• Anemophily;
  • Atlantic Forest;
  • entomophily;
  • mixed pollination system;
  • pollen tube;
  • self-incompatibility;
  • ultraviolet light reflection


Cyperaceae are characteristically anemophilous, but there are some reports of species re-adapted to entomophily, such as Rhynchospora ciliata. Our objective was to investigate: (1) the distribution pattern of flowers in inflorescences of Rhynchospora ciliata; (2) the dynamics of its anthesis; and (3) whether R. ciliata is pollinated by bees, by wind or by both.

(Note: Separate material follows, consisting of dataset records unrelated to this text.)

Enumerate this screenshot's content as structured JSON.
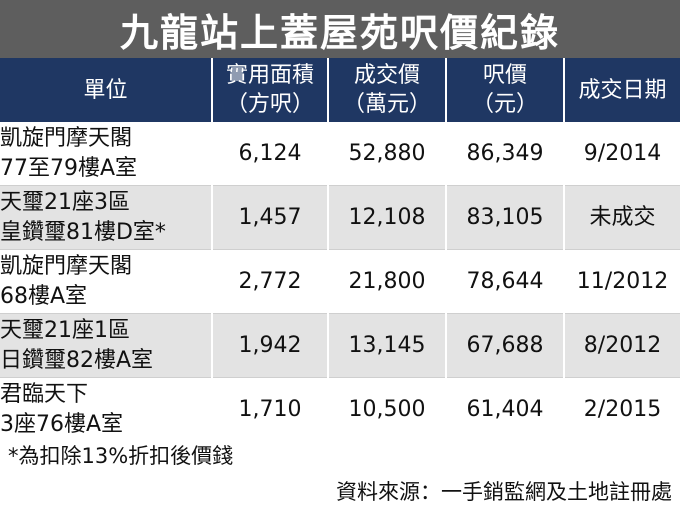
{
  "title": "九龍站上蓋屋苑呎價紀錄",
  "table": {
    "headers": [
      {
        "line1": "單位",
        "line2": ""
      },
      {
        "line1": "實用面積",
        "line2": "（方呎）"
      },
      {
        "line1": "成交價",
        "line2": "（萬元）"
      },
      {
        "line1": "呎價",
        "line2": "（元）"
      },
      {
        "line1": "成交日期",
        "line2": ""
      }
    ],
    "rows": [
      {
        "unit_line1": "凱旋門摩天閣",
        "unit_line2": "77至79樓A室",
        "area": "6,124",
        "price": "52,880",
        "psf": "86,349",
        "date": "9/2014"
      },
      {
        "unit_line1": "天璽21座3區",
        "unit_line2": "皇鑽璽81樓D室*",
        "area": "1,457",
        "price": "12,108",
        "psf": "83,105",
        "date": "未成交"
      },
      {
        "unit_line1": "凱旋門摩天閣",
        "unit_line2": "68樓A室",
        "area": "2,772",
        "price": "21,800",
        "psf": "78,644",
        "date": "11/2012"
      },
      {
        "unit_line1": "天璽21座1區",
        "unit_line2": "日鑽璽82樓A室",
        "area": "1,942",
        "price": "13,145",
        "psf": "67,688",
        "date": "8/2012"
      },
      {
        "unit_line1": "君臨天下",
        "unit_line2": "3座76樓A室",
        "area": "1,710",
        "price": "10,500",
        "psf": "61,404",
        "date": "2/2015"
      }
    ]
  },
  "footnote": "*為扣除13%折扣後價錢",
  "source": "資料來源：一手銷監網及土地註冊處",
  "colors": {
    "title_bar": "#5e5e5e",
    "header_bg": "#1f3763",
    "row_alt_bg": "#e3e3e3"
  }
}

Additionally, we tested the hypotheses: (i) the hypsophylls and/or anthers attract pollinators, and (ii) biotic vectors enhance the reproductive success of R. ciliata. We analysed floral biology, dynamics of anthesis, frequency and behaviour of insects visiting flowers; we also carried out experiments on flower attractiveness, pollination by wind and reproductive success. Rhynchospora ciliata has flowers with anemophilous attributes, including anthers exposed during anthesis; however, the anthers (here considered a mixed trait) together with the white hypsophylls can be considered as attributes that favour entomophily. Both wind and four species of bee were considered as pollen vectors of R. ciliata. Through flower attractiveness tests, we observed that the hypsophylls do not affect the frequency of pollinating bees and that the absence of exposed anthers affects the average number of visits, probably because pollen is the only floral resource. Reproductive tests indicate that R. ciliata is self-incompatible and that ambophily enhances its reproductive success.